Will be added during the term.
Oct 3 (MT)
Overview of basic notions in probability: probability space, examples, union bound. Probabilistic approach for a proof of existence of certain graphs: $R(k,k) > 2^{k/2}$, where $R(k,k)$ is the Ramsey number, the minimal number of vertices that guarantees that a graph has an independent set or a clique with $k$ vertices. Estimates of factorial and binomial coefficients, $1 + x \leq e^x$. Continuation with basic notions: Independent events, conditional probability. [MV 1, 2.1, AS 1.1]
Oct 10 (MT)
Further applications of probabilistic approach: CNF formulas where each clause has $k$ distinct literals and number of clauses is less than $2^k$ is satisfiable; Erdős-Ko-Rado theorem. Further basic notions from probability theory: random variables; expected value; independent variables; linearity of expected value; for independent variables, product of expected values is the expected value of product. [MV 1, 2.3, 3.1, AS 2.1, your own notes (CNF formulas)]
Oct 17 (MT)
Applications of linearity of expected value: Number of fixed points in a random permutation. Further applications of linearity of expected value: tournaments with many Hamiltonian paths; MAXSAT - satisfying many clauses in a formula; MAXCUT - existence of a cut in a graph with many edges (derandomization of MAXCUT, sketched also MAXSAT); balancing vectors, $\pm$ sums of unit vectors can be achieved both high and low. Alterations: weak Turán theorem. [MV 3, 4.1, AS 2.1, 2.2, 2.4, your own notes (MAXCUT, derandomization)]
Oct 24 (MT)
Markov's inequality. An existence of graphs with arbitrarily high chromatic number and girth. Bayes theorem.
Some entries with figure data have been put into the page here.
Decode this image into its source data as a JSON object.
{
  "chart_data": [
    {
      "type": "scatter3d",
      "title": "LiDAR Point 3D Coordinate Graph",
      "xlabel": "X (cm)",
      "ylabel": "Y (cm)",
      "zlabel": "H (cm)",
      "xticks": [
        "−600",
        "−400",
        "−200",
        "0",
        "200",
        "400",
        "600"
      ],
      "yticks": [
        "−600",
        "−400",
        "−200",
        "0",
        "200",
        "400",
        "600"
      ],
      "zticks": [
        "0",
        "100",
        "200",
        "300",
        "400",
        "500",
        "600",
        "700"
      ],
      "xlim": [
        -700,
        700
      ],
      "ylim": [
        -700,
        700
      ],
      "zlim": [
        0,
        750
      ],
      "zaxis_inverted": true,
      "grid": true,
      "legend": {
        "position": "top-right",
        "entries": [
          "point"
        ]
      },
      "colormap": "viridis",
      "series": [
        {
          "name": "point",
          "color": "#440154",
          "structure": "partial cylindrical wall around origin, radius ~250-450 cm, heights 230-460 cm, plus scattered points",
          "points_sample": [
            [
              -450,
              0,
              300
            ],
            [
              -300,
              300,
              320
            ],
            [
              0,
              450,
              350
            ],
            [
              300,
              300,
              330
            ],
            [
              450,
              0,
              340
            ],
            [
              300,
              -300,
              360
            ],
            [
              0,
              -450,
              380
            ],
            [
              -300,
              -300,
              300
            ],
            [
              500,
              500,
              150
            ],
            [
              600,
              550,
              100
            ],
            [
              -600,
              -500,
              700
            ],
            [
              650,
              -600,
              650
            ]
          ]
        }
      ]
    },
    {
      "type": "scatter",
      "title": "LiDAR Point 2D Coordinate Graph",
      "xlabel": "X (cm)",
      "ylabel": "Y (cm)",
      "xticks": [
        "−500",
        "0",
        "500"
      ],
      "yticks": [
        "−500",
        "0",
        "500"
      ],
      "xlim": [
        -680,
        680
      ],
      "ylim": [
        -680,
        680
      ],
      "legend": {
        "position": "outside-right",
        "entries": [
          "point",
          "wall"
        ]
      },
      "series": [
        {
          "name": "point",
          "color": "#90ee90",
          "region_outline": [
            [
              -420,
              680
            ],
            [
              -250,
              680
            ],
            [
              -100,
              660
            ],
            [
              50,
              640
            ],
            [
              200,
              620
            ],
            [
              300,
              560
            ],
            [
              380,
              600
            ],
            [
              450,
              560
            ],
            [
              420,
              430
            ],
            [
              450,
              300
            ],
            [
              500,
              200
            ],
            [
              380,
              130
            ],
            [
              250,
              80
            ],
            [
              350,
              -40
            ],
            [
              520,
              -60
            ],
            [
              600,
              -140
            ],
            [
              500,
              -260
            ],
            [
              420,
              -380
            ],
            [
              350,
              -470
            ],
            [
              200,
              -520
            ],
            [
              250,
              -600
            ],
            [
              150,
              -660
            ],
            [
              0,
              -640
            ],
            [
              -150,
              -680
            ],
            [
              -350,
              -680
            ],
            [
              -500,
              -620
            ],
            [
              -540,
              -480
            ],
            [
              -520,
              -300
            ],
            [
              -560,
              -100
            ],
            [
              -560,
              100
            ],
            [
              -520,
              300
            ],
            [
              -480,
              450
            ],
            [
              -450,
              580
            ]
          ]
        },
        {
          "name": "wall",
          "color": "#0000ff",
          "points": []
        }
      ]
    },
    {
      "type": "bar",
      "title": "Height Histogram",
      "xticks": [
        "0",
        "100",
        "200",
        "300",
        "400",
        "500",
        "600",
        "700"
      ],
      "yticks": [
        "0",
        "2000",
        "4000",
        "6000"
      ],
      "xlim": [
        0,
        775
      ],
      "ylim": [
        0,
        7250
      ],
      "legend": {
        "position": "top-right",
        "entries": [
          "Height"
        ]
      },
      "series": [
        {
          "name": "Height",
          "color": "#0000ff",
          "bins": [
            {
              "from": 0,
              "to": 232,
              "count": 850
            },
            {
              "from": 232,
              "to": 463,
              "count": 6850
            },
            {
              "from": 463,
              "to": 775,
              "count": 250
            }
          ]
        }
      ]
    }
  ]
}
Application: testing $AB = C$ for three given $n \times n$ matrices faster than matrix multiplication. Geometric/continuous application of alterations: Points in unit square and triangles of small area. (Not finished yet.) [MV 4.0, 4.2, AS 3.3, your own notes (Bayes, multiplication testing)]
Oct 31 (MT)
Finishing the proof from the last time. Variance, standard deviation, covariance. Variance of a sum of random variables. Chebyshev's inequality. Lower bound for a middle binomial coefficient. Threshold functions. The function $1/n$ is a threshold function for triangle containment. (A proof will be given on the next lecture.) [MV 5.1, 5.2, 5.3]
Nov 7 (MT)
Proof that $1/n$ is a threshold function for triangle containment. Threshold function for containment of a balanced graph $H$. Hardy-Ramanujan theorem (the number of primes dividing an integer $n$ is typically close to $\ln \ln n$); final computations in the proof only sketched. [MV 5.3, AS 4.2]
Nov 14 (RS)
Lovász local lemma, symmetric version. Three applications: two-colorability of a sparse hypergraph, routing in a graph by edge disjoint paths, and cycles of length divisible by $k$ in directed graphs.
Nov 21 (RS)
Statement of the general Local Lemma. General implies symmetric. (But proof of general LL is skipped.) Remarks about algorithmic version. Basic Chernoff inequality. Comparison to Chebyshev inequality. Several easy applications. Comparison to Central Limit Theorem. [MU 7.2 or MV 7.1-7.2.]
Nov 28 (RS)
More variants of the Chernoff inequality. [MU, O'D starting on page 84] Randomized routing in a hypercube [MU 4.5.1].
Dec 5 (RS)
Markov chains: definition, representation by finite automata and by matrices. Algorithms for 2-SAT and for 3-SAT. Markov chain on a finite path and on an infinite path. [MU 7.1]
Dec 12 (RS)
More Markov chains: accesible/communicating states, states transient/recurrent, and null/positive recurrent, examples. Periodic/aperiodic states/MC. Ergodic states/MC. [MU 7.2, 7.3]
Dec 18 (RS)
Finite irreducible aperiodic Markov chain is ergodic (with a proof). Theorem about stationary distribution of a Markov chain. We omitted the proof. Motivation of the balls-and-bins: birthday paradox, bucket-sort, maximum in a bin (upper bound). [MU 5.1]
Jan 8 (RS)
Balls-and-bins: lower bound on the max-load. Poisson random variables, Poisson approximation for balls-and-bins. Power of two choices (without a proof). [MU 5.2-5.4] board (Corrected version -- version before Jan 21 had a typo in the formula for Poisson distribution!)